Quelque temps après, ayant été, d’après l’avis de mon médecin, me promener dans l’île de Léon, les Espagnols se plaignirent au général anglais que j’examinais leurs ouvrages.

Enfin, étant à Cadix et renfermé, j’ai dit combien de fois on s’était obstiné, malgré les promesses des généraux anglais, à placer une sentinelle à ma porte ; mon domestique me l’expliqua ainsi : « On dit, en ville, que des Barbaresques, arrêtés en mer avec 1,500 fusils achetés à Cadix, ont déclaré que c’est vous qui leur avez ordonné cet achat. On dit encore, monsieur, que vous parlez arabe et que des Turcs viennent vous voir. » Je ne vis là que des bourdes espagnoles et cela me fit beaucoup rire ; cependant j’aperçus le factionnaire, placé comme le disait mon domestique, et les Anglais défendirent que qui que ce fût vînt me voir.

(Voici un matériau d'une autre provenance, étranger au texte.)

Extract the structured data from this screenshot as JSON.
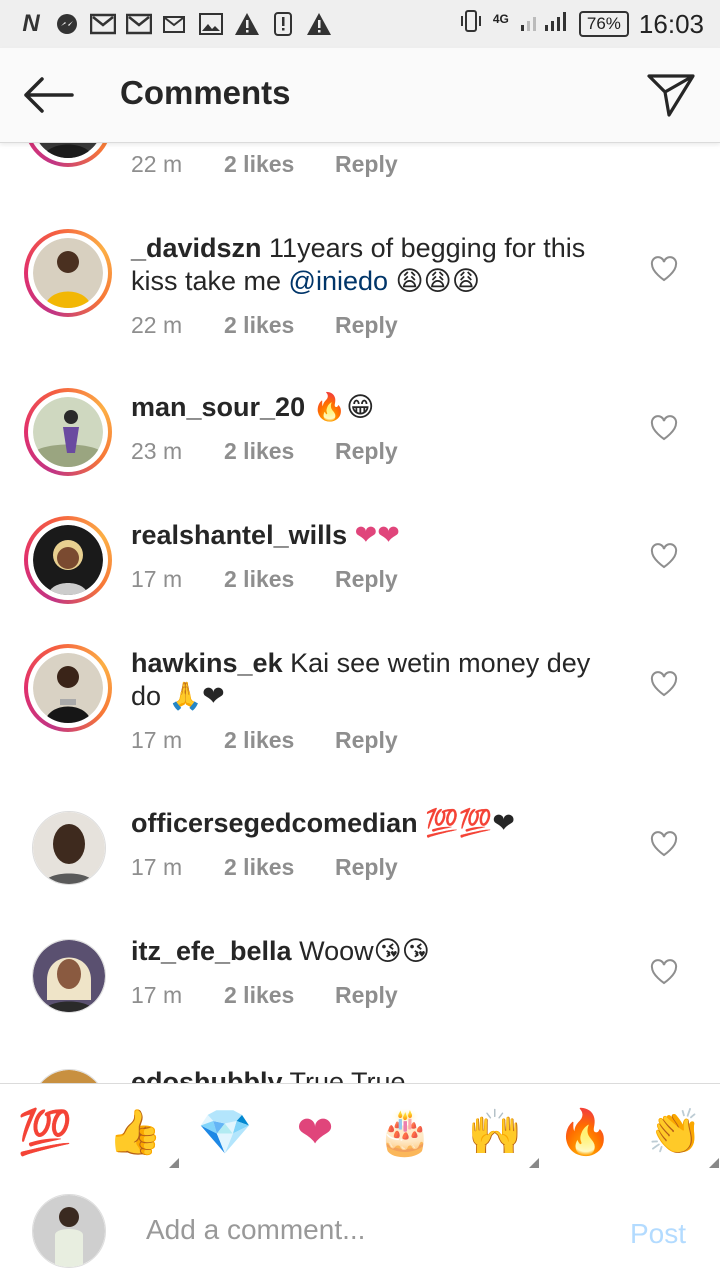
{
  "status_bar": {
    "left_icons": [
      "N",
      "messenger-icon",
      "gmail-icon",
      "gmail-icon",
      "email-icon",
      "gallery-icon",
      "warning-icon",
      "alert-icon",
      "warning-icon"
    ],
    "network": "4G",
    "battery": "76%",
    "time": "16:03"
  },
  "header": {
    "title": "Comments"
  },
  "comments": [
    {
      "user": "",
      "text": "",
      "time": "22 m",
      "likes": "2 likes",
      "reply": "Reply",
      "ring": true
    },
    {
      "user": "_davidszn",
      "text": " 11years of begging for this kiss  take me ",
      "mention": "@iniedo",
      "emoji": " 😩😩😩",
      "time": "22 m",
      "likes": "2 likes",
      "reply": "Reply",
      "ring": true
    },
    {
      "user": "man_sour_20",
      "text": " 🔥😁",
      "time": "23 m",
      "likes": "2 likes",
      "reply": "Reply",
      "ring": true
    },
    {
      "user": "realshantel_wills",
      "text": " ❤❤",
      "time": "17 m",
      "likes": "2 likes",
      "reply": "Reply",
      "ring": true
    },
    {
      "user": "hawkins_ek",
      "text": " Kai see wetin money dey do 🙏❤",
      "time": "17 m",
      "likes": "2 likes",
      "reply": "Reply",
      "ring": true
    },
    {
      "user": "officersegedcomedian",
      "text": " 💯💯❤",
      "time": "17 m",
      "likes": "2 likes",
      "reply": "Reply",
      "ring": false
    },
    {
      "user": "itz_efe_bella",
      "text": " Woow😘😘",
      "time": "17 m",
      "likes": "2 likes",
      "reply": "Reply",
      "ring": false
    },
    {
      "user": "edoshubbly",
      "text": " True True",
      "ring": false
    }
  ],
  "emoji_bar": [
    "💯",
    "👍",
    "💎",
    "❤",
    "🎂",
    "🙌",
    "🔥",
    "👏"
  ],
  "input": {
    "placeholder": "Add a comment...",
    "post_label": "Post"
  },
  "colors": {
    "accent": "#0095f6",
    "post_disabled": "#b3dbff",
    "mention": "#003569"
  }
}
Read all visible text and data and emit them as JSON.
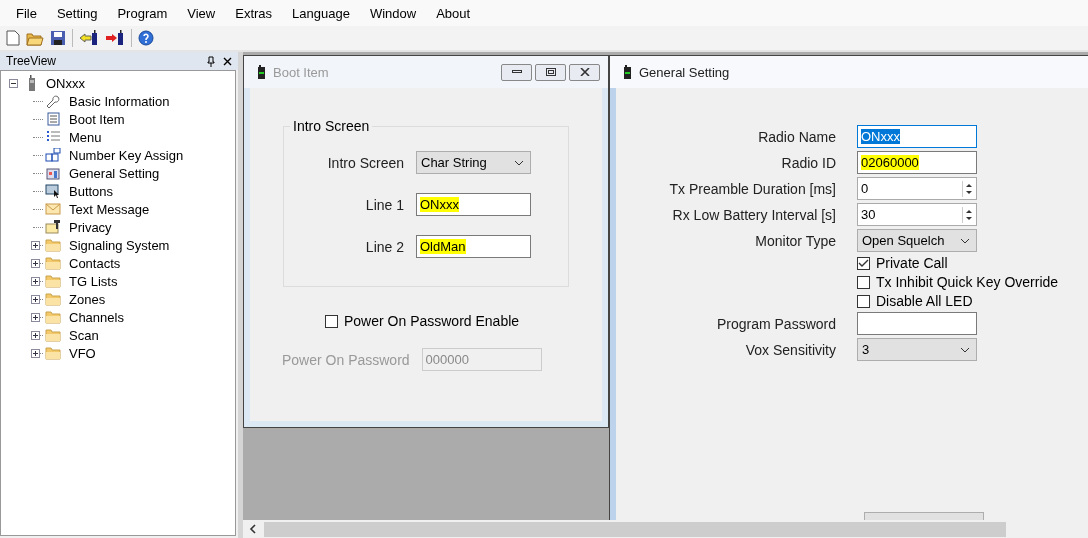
{
  "menu": [
    "File",
    "Setting",
    "Program",
    "View",
    "Extras",
    "Language",
    "Window",
    "About"
  ],
  "treeview": {
    "title": "TreeView",
    "root": {
      "label": "ONxxx",
      "expanded": true,
      "children": [
        {
          "label": "Basic Information"
        },
        {
          "label": "Boot Item"
        },
        {
          "label": "Menu"
        },
        {
          "label": "Number Key Assign"
        },
        {
          "label": "General Setting"
        },
        {
          "label": "Buttons"
        },
        {
          "label": "Text Message"
        },
        {
          "label": "Privacy"
        },
        {
          "label": "Signaling System",
          "expanded": false
        },
        {
          "label": "Contacts",
          "expanded": false
        },
        {
          "label": "TG Lists",
          "expanded": false
        },
        {
          "label": "Zones",
          "expanded": false
        },
        {
          "label": "Channels",
          "expanded": false
        },
        {
          "label": "Scan",
          "expanded": false
        },
        {
          "label": "VFO",
          "expanded": false
        }
      ]
    }
  },
  "boot_window": {
    "title": "Boot Item",
    "active": false,
    "group": {
      "title": "Intro Screen",
      "rows": [
        {
          "kind": "select",
          "label": "Intro Screen",
          "value": "Char String"
        },
        {
          "kind": "text",
          "label": "Line 1",
          "value": "ONxxx",
          "highlighted": true
        },
        {
          "kind": "text",
          "label": "Line 2",
          "value": "OldMan",
          "highlighted": true
        }
      ]
    },
    "checkbox": {
      "label": "Power On Password Enable",
      "checked": false
    },
    "password": {
      "label": "Power On Password",
      "value": "000000",
      "disabled": true
    }
  },
  "general_window": {
    "title": "General Setting",
    "active": true,
    "rows": [
      {
        "kind": "text",
        "label": "Radio Name",
        "value": "ONxxx",
        "selected": true
      },
      {
        "kind": "text",
        "label": "Radio ID",
        "value": "02060000",
        "highlighted": true
      },
      {
        "kind": "spin",
        "label": "Tx Preamble Duration [ms]",
        "value": "0"
      },
      {
        "kind": "spin",
        "label": "Rx Low Battery Interval [s]",
        "value": "30"
      },
      {
        "kind": "select",
        "label": "Monitor Type",
        "value": "Open Squelch"
      },
      {
        "kind": "checkbox",
        "label": "Private Call",
        "checked": true
      },
      {
        "kind": "checkbox",
        "label": "Tx Inhibit Quick Key Override",
        "checked": false
      },
      {
        "kind": "checkbox",
        "label": "Disable All LED",
        "checked": false
      },
      {
        "kind": "text",
        "label": "Program Password"
      },
      {
        "kind": "select",
        "label": "Vox Sensitivity",
        "value": "3"
      }
    ]
  }
}
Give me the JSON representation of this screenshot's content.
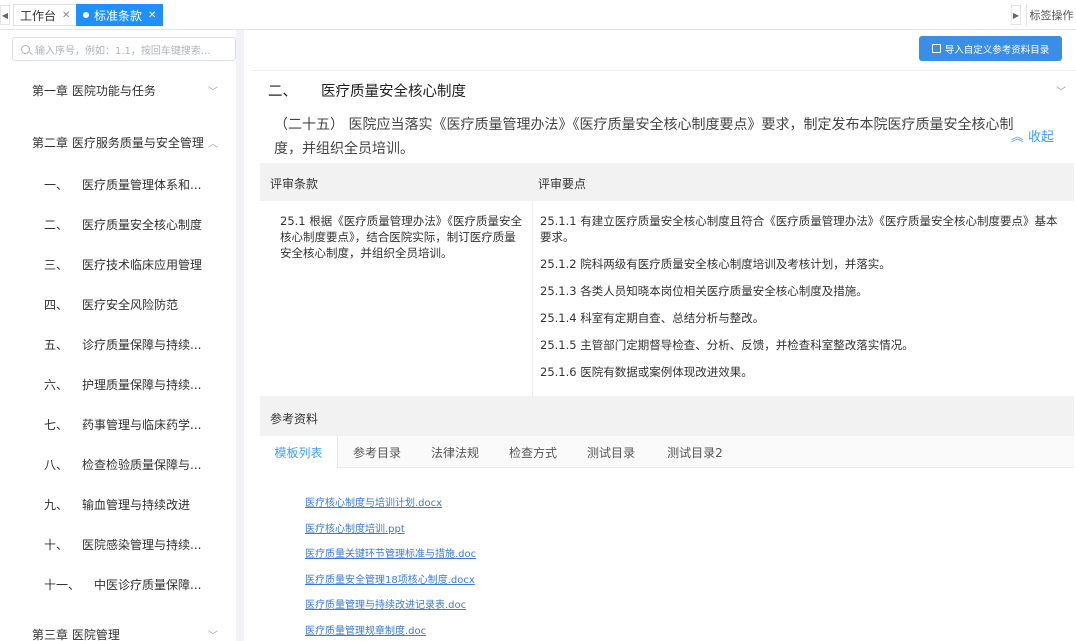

Accablé de chagrins, ennuyé de ces tracasseries journalières, ayant perdu l’espoir d’obtenir ma liberté, je formai la résolution de m’échapper, décidé à mourir plutôt que de demeurer plus longtemps dans cette triste situation.

Je conçus le projet de scier les barreaux de fer de mes embrasures, et, à l’aide d’une longue corde, de descendre sur les rochers qui supportent la caserne et bordent la baie ; de tâcher ensuite de gagner à la nage, pendant la nuit, la rive opposée, qu’occupaient les Français. Je pouvais espérer réussir parce que je nageais très bien[1].

En conséquence, je dis à mon domestique d’acheter les provisions journalières chez le même épicier, d’y ajouter quelquefois

  1. Il y avait à franchir au moins 4,000 mètres pour atteindre le point le plus voisin de la côte, vers la redoute Napoléon ; mais des courans très violens, variables suivant l’état de la marée, d’autres, produits par l’embouchure du San-Pedro, n’auraient pas permis de suivre la ligne droite. L’obscurité devait causer encore des erreurs de direction ; il est donc très probable que mon père aurait péri. (P. V. R.)